Fig. 2 |. How nanomedicines can be used to perpetuate the cancer-immunity cycle.

The goal of nanomedicine-based immunotherapy is to ensure that the cancer-immunity cycle (the seven numbered steps) perpetuates. Initially, in order to ensure that T cells are capable of attacking cancer cells, we highlight three nanomedicine-based starting points: (a) immunogenic cell death (ICD)-inducing therapy, (b) vaccines and (c) nanoparticle-loaded T cells. Therapies specifically relevant to each of these starting points are in dark grey, light grey and grey boxes, respectively. After one of these initiations, various types of nanomedicines described in this Perspective can turn the cycle forward (the inner orange circle).
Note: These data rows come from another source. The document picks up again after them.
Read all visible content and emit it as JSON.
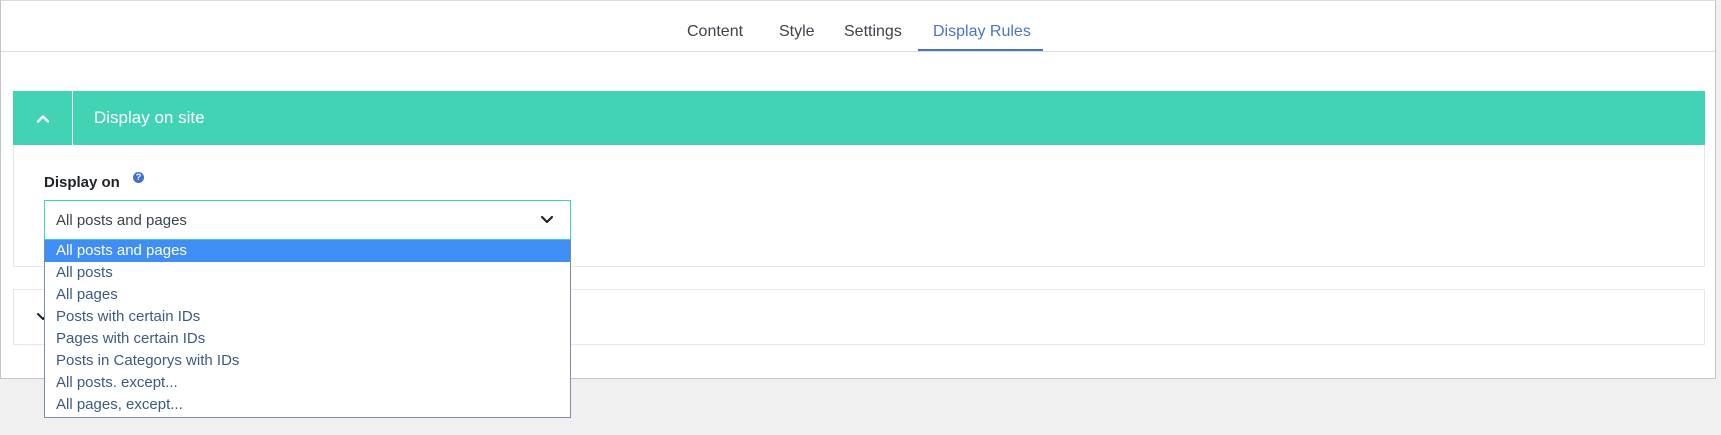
{
  "tabs": [
    {
      "label": "Content"
    },
    {
      "label": "Style"
    },
    {
      "label": "Settings"
    },
    {
      "label": "Display Rules"
    }
  ],
  "active_tab": "Display Rules",
  "section": {
    "title": "Display on site",
    "header_color": "#41d3b4",
    "field_label": "Display on",
    "help_icon": "?"
  },
  "select": {
    "value": "All posts and pages",
    "options": [
      "All posts and pages",
      "All posts",
      "All pages",
      "Posts with certain IDs",
      "Pages with certain IDs",
      "Posts in Categorys with IDs",
      "All posts. except...",
      "All pages, except..."
    ],
    "highlight_color": "#3f8ef5"
  },
  "icons": {
    "collapse": "chevron-up-icon",
    "select_arrow": "chevron-down-icon",
    "section2": "chevron-down-icon",
    "help": "help-icon"
  }
}
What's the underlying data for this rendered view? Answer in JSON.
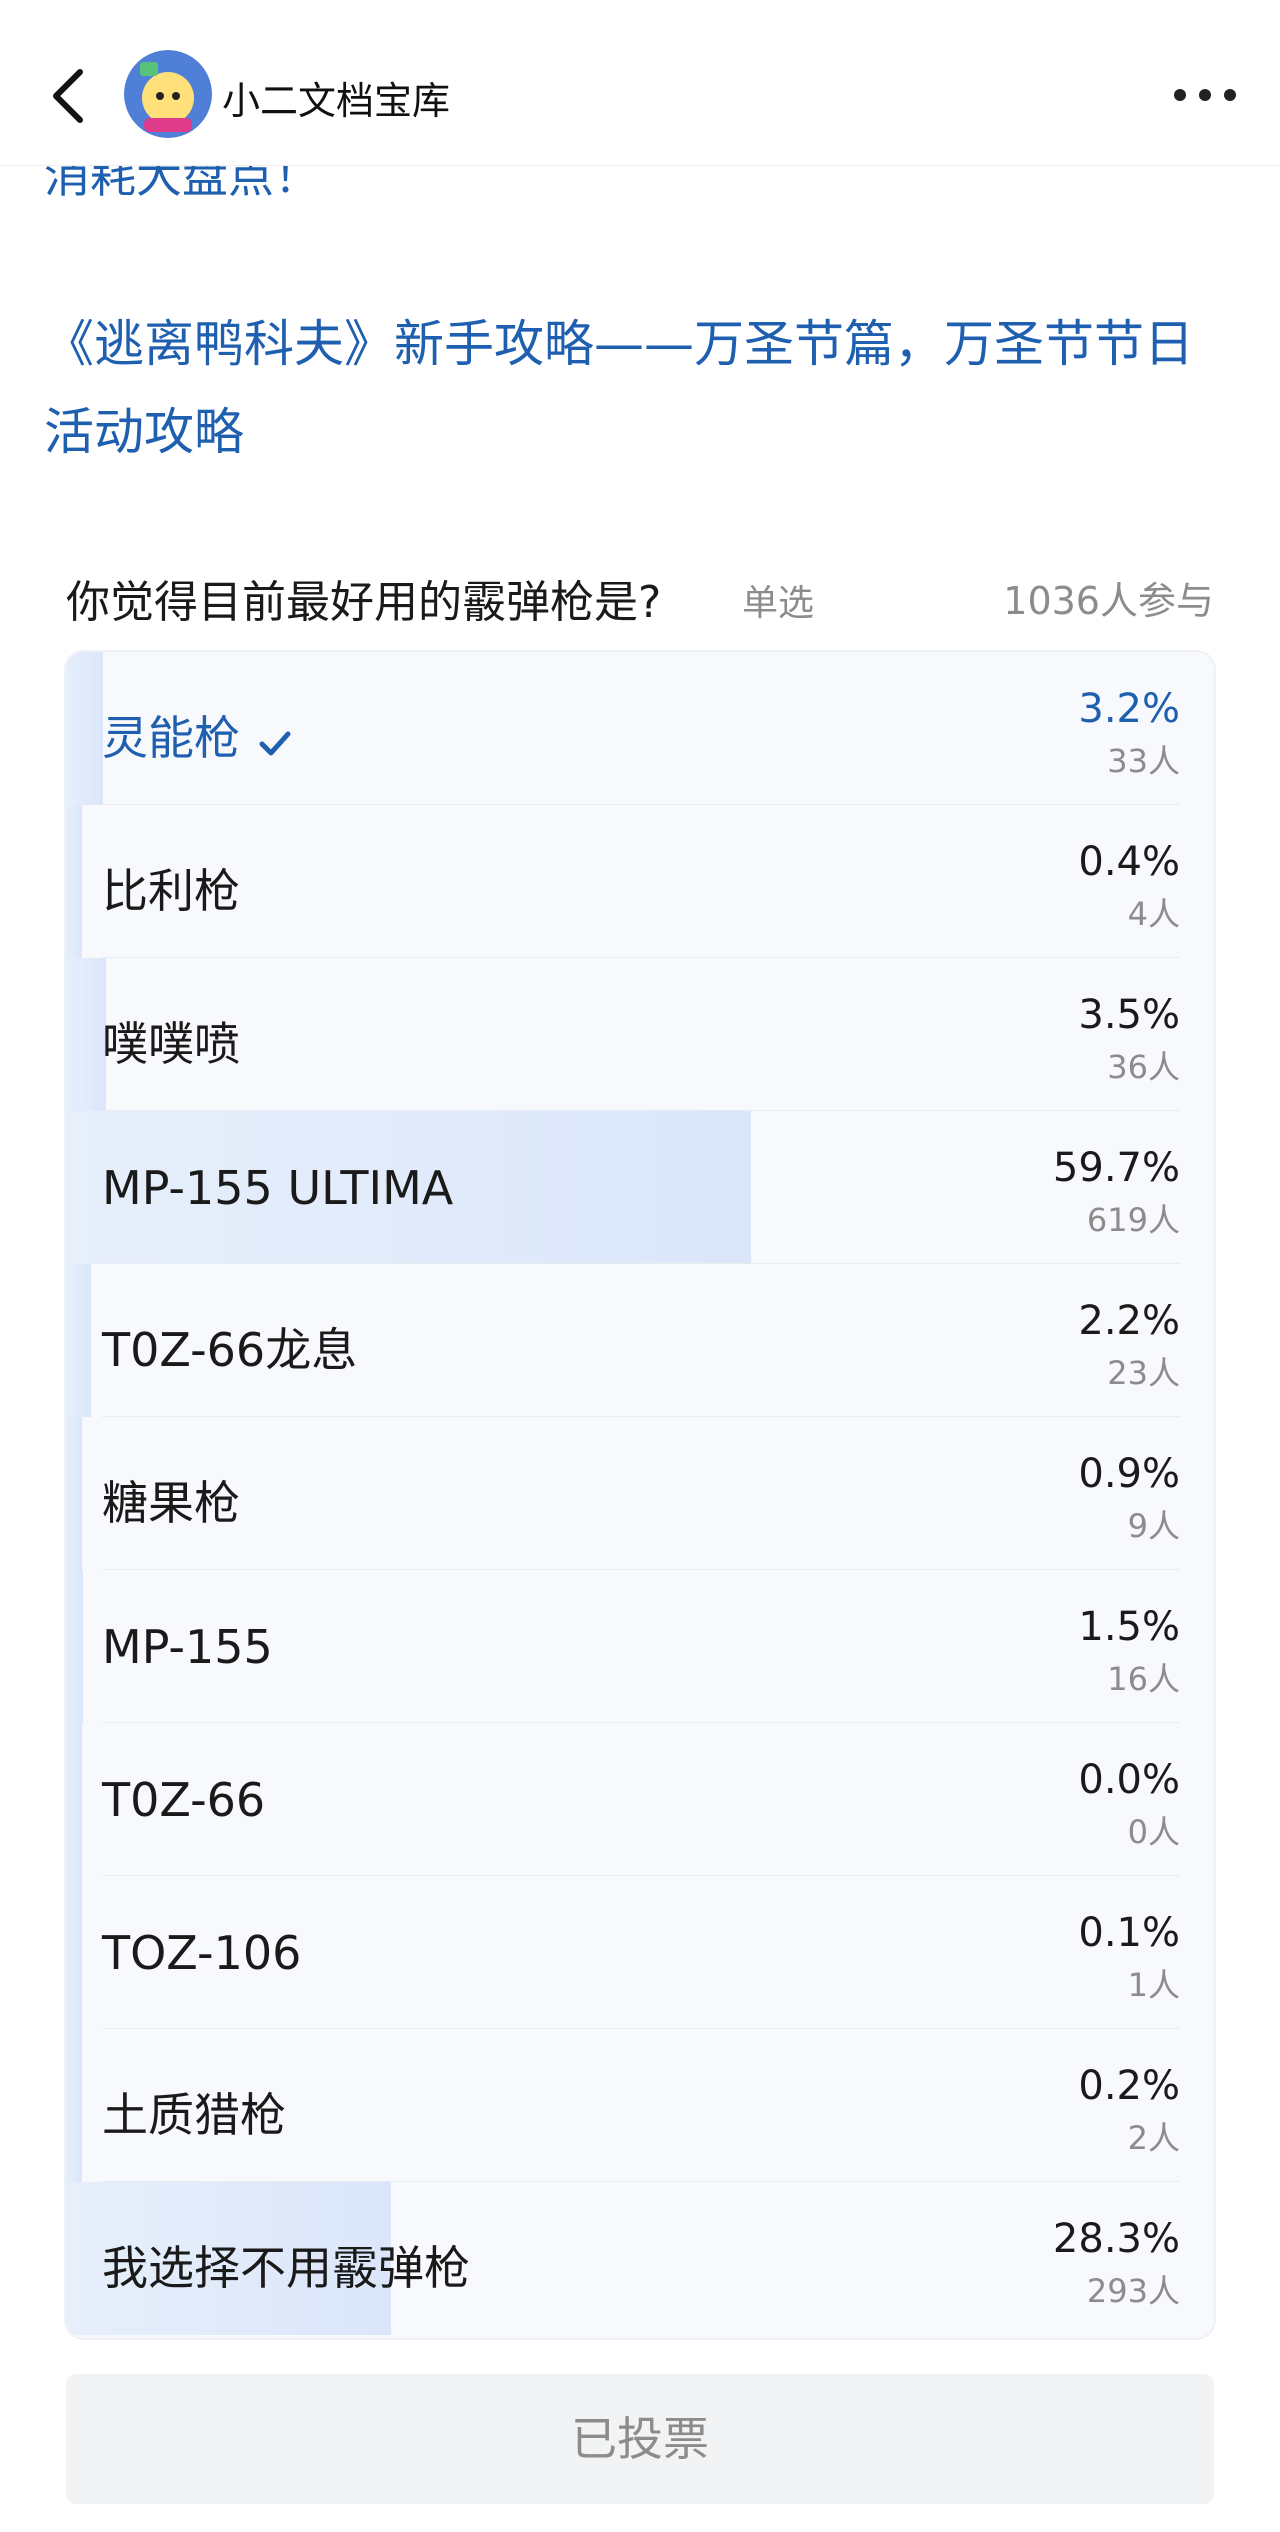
{
  "header": {
    "brand": "小二文档宝库",
    "back_icon": "chevron-left-icon",
    "more_icon": "more-dots-icon"
  },
  "article": {
    "cut_link": "消耗大盘点！",
    "link": "《逃离鸭科夫》新手攻略——万圣节篇，万圣节节日活动攻略"
  },
  "poll": {
    "question": "你觉得目前最好用的霰弹枪是?",
    "type": "单选",
    "participants": "1036人参与",
    "options": [
      {
        "label": "灵能枪",
        "percent": "3.2%",
        "count": "33人",
        "fraction": 0.032,
        "selected": true
      },
      {
        "label": "比利枪",
        "percent": "0.4%",
        "count": "4人",
        "fraction": 0.004,
        "selected": false
      },
      {
        "label": "噗噗喷",
        "percent": "3.5%",
        "count": "36人",
        "fraction": 0.035,
        "selected": false
      },
      {
        "label": "MP-155 ULTIMA",
        "percent": "59.7%",
        "count": "619人",
        "fraction": 0.597,
        "selected": false
      },
      {
        "label": "T0Z-66龙息",
        "percent": "2.2%",
        "count": "23人",
        "fraction": 0.022,
        "selected": false
      },
      {
        "label": "糖果枪",
        "percent": "0.9%",
        "count": "9人",
        "fraction": 0.009,
        "selected": false
      },
      {
        "label": "MP-155",
        "percent": "1.5%",
        "count": "16人",
        "fraction": 0.015,
        "selected": false
      },
      {
        "label": "T0Z-66",
        "percent": "0.0%",
        "count": "0人",
        "fraction": 0.0,
        "selected": false
      },
      {
        "label": "TOZ-106",
        "percent": "0.1%",
        "count": "1人",
        "fraction": 0.001,
        "selected": false
      },
      {
        "label": "土质猎枪",
        "percent": "0.2%",
        "count": "2人",
        "fraction": 0.002,
        "selected": false
      },
      {
        "label": "我选择不用霰弹枪",
        "percent": "28.3%",
        "count": "293人",
        "fraction": 0.283,
        "selected": false
      }
    ],
    "voted_label": "已投票"
  },
  "colors": {
    "link": "#1f5fb0",
    "bar_fill": "#dbe6fb",
    "muted": "#8c8c8c"
  }
}
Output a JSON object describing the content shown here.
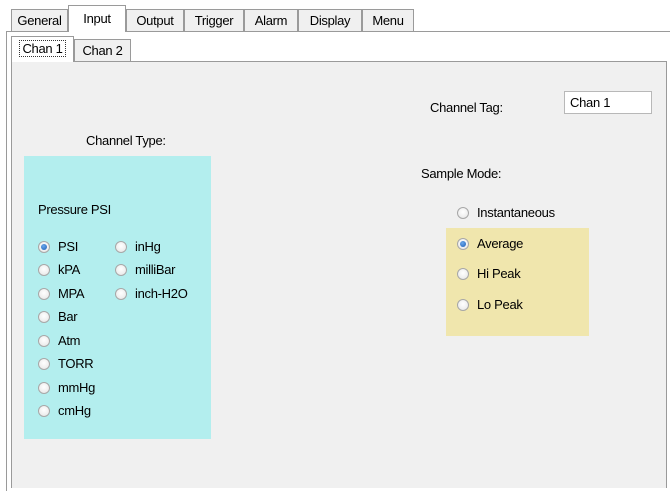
{
  "main_tabs": [
    {
      "label": "General",
      "active": false
    },
    {
      "label": "Input",
      "active": true
    },
    {
      "label": "Output",
      "active": false
    },
    {
      "label": "Trigger",
      "active": false
    },
    {
      "label": "Alarm",
      "active": false
    },
    {
      "label": "Display",
      "active": false
    },
    {
      "label": "Menu",
      "active": false
    }
  ],
  "sub_tabs": [
    {
      "label": "Chan 1",
      "active": true
    },
    {
      "label": "Chan 2",
      "active": false
    }
  ],
  "channel_tag": {
    "label": "Channel Tag:",
    "value": "Chan 1"
  },
  "channel_type": {
    "label": "Channel Type:",
    "group_label": "Pressure PSI",
    "selected": "PSI",
    "options_col1": [
      "PSI",
      "kPA",
      "MPA",
      "Bar",
      "Atm",
      "TORR",
      "mmHg",
      "cmHg"
    ],
    "options_col2": [
      "inHg",
      "milliBar",
      "inch-H2O"
    ]
  },
  "sample_mode": {
    "label": "Sample Mode:",
    "selected": "Average",
    "options": [
      "Instantaneous",
      "Average",
      "Hi Peak",
      "Lo Peak"
    ]
  },
  "colors": {
    "channel_type_bg": "#b3eeee",
    "sample_mode_highlight": "#f0e6ad",
    "panel_bg": "#f0f0f0",
    "radio_dot": "#1c5fb8"
  }
}
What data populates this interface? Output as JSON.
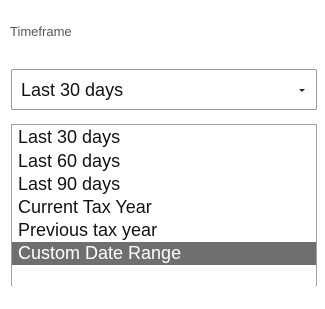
{
  "timeframe": {
    "label": "Timeframe",
    "selected_value": "Last 30 days",
    "arrow_icon": "dropdown-arrow-icon",
    "options": [
      "Last 30 days",
      "Last 60 days",
      "Last 90 days",
      "Current Tax Year",
      "Previous tax year",
      "Custom Date Range"
    ],
    "highlighted_option": "Custom Date Range"
  },
  "colors": {
    "highlight_background": "#6f6f6f",
    "highlight_text": "#ffffff",
    "border": "#9a9a9a"
  }
}
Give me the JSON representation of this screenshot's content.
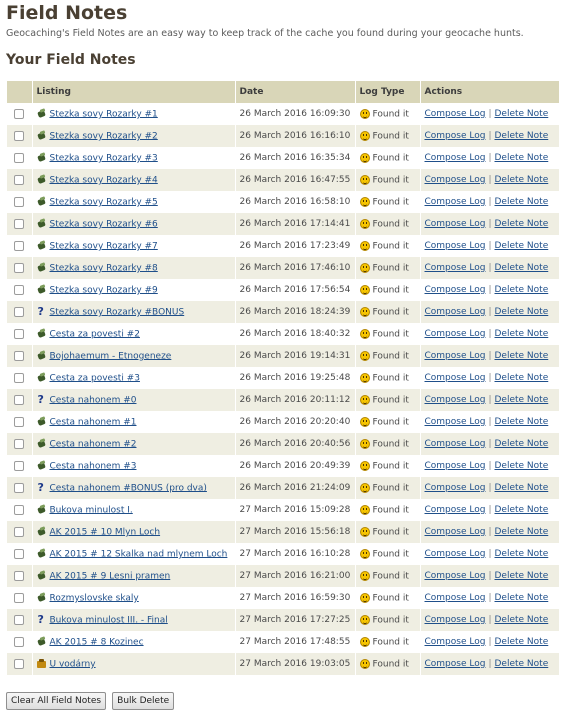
{
  "header": {
    "title": "Field Notes",
    "description": "Geocaching's Field Notes are an easy way to keep track of the cache you found during your geocache hunts.",
    "section_title": "Your Field Notes"
  },
  "table": {
    "columns": [
      "",
      "Listing",
      "Date",
      "Log Type",
      "Actions"
    ],
    "action_labels": {
      "compose": "Compose Log",
      "separator": "|",
      "delete": "Delete Note"
    },
    "rows": [
      {
        "icon": "traditional-cache-icon",
        "listing": "Stezka sovy Rozarky #1",
        "date": "26 March 2016 16:09:30",
        "log_type": "Found it"
      },
      {
        "icon": "traditional-cache-icon",
        "listing": "Stezka sovy Rozarky #2",
        "date": "26 March 2016 16:16:10",
        "log_type": "Found it"
      },
      {
        "icon": "traditional-cache-icon",
        "listing": "Stezka sovy Rozarky #3",
        "date": "26 March 2016 16:35:34",
        "log_type": "Found it"
      },
      {
        "icon": "traditional-cache-icon",
        "listing": "Stezka sovy Rozarky #4",
        "date": "26 March 2016 16:47:55",
        "log_type": "Found it"
      },
      {
        "icon": "traditional-cache-icon",
        "listing": "Stezka sovy Rozarky #5",
        "date": "26 March 2016 16:58:10",
        "log_type": "Found it"
      },
      {
        "icon": "traditional-cache-icon",
        "listing": "Stezka sovy Rozarky #6",
        "date": "26 March 2016 17:14:41",
        "log_type": "Found it"
      },
      {
        "icon": "traditional-cache-icon",
        "listing": "Stezka sovy Rozarky #7",
        "date": "26 March 2016 17:23:49",
        "log_type": "Found it"
      },
      {
        "icon": "traditional-cache-icon",
        "listing": "Stezka sovy Rozarky #8",
        "date": "26 March 2016 17:46:10",
        "log_type": "Found it"
      },
      {
        "icon": "traditional-cache-icon",
        "listing": "Stezka sovy Rozarky #9",
        "date": "26 March 2016 17:56:54",
        "log_type": "Found it"
      },
      {
        "icon": "mystery-cache-icon",
        "listing": "Stezka sovy Rozarky #BONUS",
        "date": "26 March 2016 18:24:39",
        "log_type": "Found it"
      },
      {
        "icon": "traditional-cache-icon",
        "listing": "Cesta za povesti #2",
        "date": "26 March 2016 18:40:32",
        "log_type": "Found it"
      },
      {
        "icon": "traditional-cache-icon",
        "listing": "Bojohaemum - Etnogeneze",
        "date": "26 March 2016 19:14:31",
        "log_type": "Found it"
      },
      {
        "icon": "traditional-cache-icon",
        "listing": "Cesta za povesti #3",
        "date": "26 March 2016 19:25:48",
        "log_type": "Found it"
      },
      {
        "icon": "mystery-cache-icon",
        "listing": "Cesta nahonem #0",
        "date": "26 March 2016 20:11:12",
        "log_type": "Found it"
      },
      {
        "icon": "traditional-cache-icon",
        "listing": "Cesta nahonem #1",
        "date": "26 March 2016 20:20:40",
        "log_type": "Found it"
      },
      {
        "icon": "traditional-cache-icon",
        "listing": "Cesta nahonem #2",
        "date": "26 March 2016 20:40:56",
        "log_type": "Found it"
      },
      {
        "icon": "traditional-cache-icon",
        "listing": "Cesta nahonem #3",
        "date": "26 March 2016 20:49:39",
        "log_type": "Found it"
      },
      {
        "icon": "mystery-cache-icon",
        "listing": "Cesta nahonem #BONUS (pro dva)",
        "date": "26 March 2016 21:24:09",
        "log_type": "Found it"
      },
      {
        "icon": "traditional-cache-icon",
        "listing": "Bukova minulost I.",
        "date": "27 March 2016 15:09:28",
        "log_type": "Found it"
      },
      {
        "icon": "traditional-cache-icon",
        "listing": "AK 2015 # 10 Mlyn Loch",
        "date": "27 March 2016 15:56:18",
        "log_type": "Found it"
      },
      {
        "icon": "traditional-cache-icon",
        "listing": "AK 2015 # 12 Skalka nad mlynem Loch",
        "date": "27 March 2016 16:10:28",
        "log_type": "Found it"
      },
      {
        "icon": "traditional-cache-icon",
        "listing": "AK 2015 # 9 Lesni pramen",
        "date": "27 March 2016 16:21:00",
        "log_type": "Found it"
      },
      {
        "icon": "traditional-cache-icon",
        "listing": "Rozmyslovske skaly",
        "date": "27 March 2016 16:59:30",
        "log_type": "Found it"
      },
      {
        "icon": "mystery-cache-icon",
        "listing": "Bukova minulost III. - Final",
        "date": "27 March 2016 17:27:25",
        "log_type": "Found it"
      },
      {
        "icon": "traditional-cache-icon",
        "listing": "AK 2015 # 8 Kozinec",
        "date": "27 March 2016 17:48:55",
        "log_type": "Found it"
      },
      {
        "icon": "multi-cache-icon",
        "listing": "U vodárny",
        "date": "27 March 2016 19:03:05",
        "log_type": "Found it"
      }
    ]
  },
  "footer": {
    "clear_all_label": "Clear All Field Notes",
    "bulk_delete_label": "Bulk Delete"
  },
  "colors": {
    "header_bg": "#d9d6b8",
    "row_alt_bg": "#efeee2",
    "link": "#1f4f8a",
    "title": "#4a4033"
  }
}
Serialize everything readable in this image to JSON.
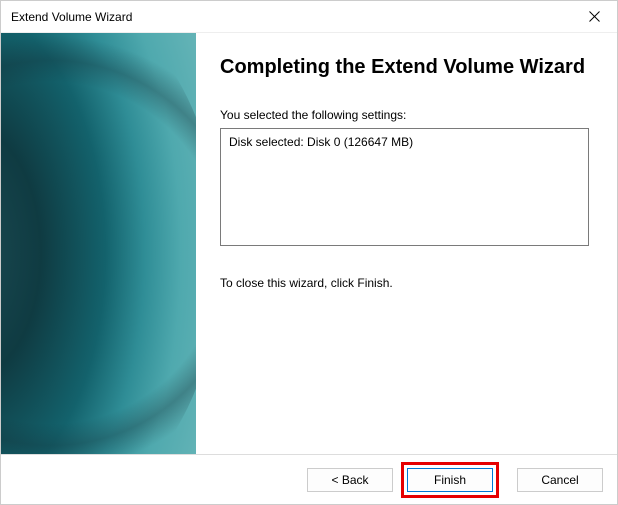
{
  "titlebar": {
    "title": "Extend Volume Wizard"
  },
  "main": {
    "heading": "Completing the Extend Volume Wizard",
    "settings_label": "You selected the following settings:",
    "settings_value": "Disk selected: Disk 0 (126647 MB)",
    "instruction": "To close this wizard, click Finish."
  },
  "buttons": {
    "back": "< Back",
    "finish": "Finish",
    "cancel": "Cancel"
  }
}
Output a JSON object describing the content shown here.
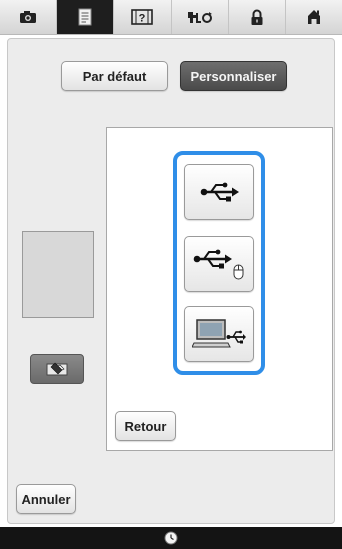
{
  "top_tabs": [
    {
      "icon": "camera-icon",
      "active": false
    },
    {
      "icon": "document-icon",
      "active": true
    },
    {
      "icon": "help-icon",
      "active": false
    },
    {
      "icon": "thread-tension-icon",
      "active": false
    },
    {
      "icon": "lock-icon",
      "active": false
    },
    {
      "icon": "home-icon",
      "active": false
    }
  ],
  "buttons": {
    "default_label": "Par défaut",
    "custom_label": "Personnaliser",
    "back_label": "Retour",
    "cancel_label": "Annuler"
  },
  "usb_options": [
    {
      "icon": "usb-icon"
    },
    {
      "icon": "usb-mouse-icon"
    },
    {
      "icon": "usb-computer-icon"
    }
  ],
  "colors": {
    "selection_border": "#2f8ee8",
    "active_tab": "#1e1e1e",
    "active_button": "#555555"
  },
  "bottom_bar": {
    "icon": "clock-icon"
  }
}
ACT, adoptive cellular therapy; APC, antigen-presenting cell; CTL A-4, cytotoxic T lymphocyte-associated protein 4; DC, dendritic cell; PD-1, programmed cell death 1; PD-L1, programmed cell death 1 ligand 1; TAA, tumour-associated antigen; TME, tumour microenvironment.

Fig. 3 |. Normalizing the TME to increase the penetration of combination therapies.

Targeted or stimuli-responsive nanomedicines often have a limited level of distribution within tumours because the tumour microenvironment (TME) limits blood flow and therefore the extent of tumour penetration. With insufficient penetration and a limited density of antitumour immune cells, the advantage of these nanomedicines compared with passively accumulating and releasing nanomedicines is reduced. TME-normalizing therapies increase and homogenize the intratumour distribution of immune cells and nanomedicines. Nanomedicine-based vaccines and autologous transferred T cells carrying nanomedicines increase the number of antitumour T cells in the host. If followed by TME normalization, a larger percentage of these T cells can migrate to the tumour parenchyma. Similarly, functionalized nanomedicines following TME normalization can penetrate the tumour parenchyma in higher fractions thereby reaching their target and/or stimuli and demonstrating a larger improvement over passive nanomedicine. Thus, normalizing the TME could increase the effectiveness of targeted nanomedicines that combine cytotoxic agents and immunotherapies. ACT, adoptive cellular therapy; NK, natural killer.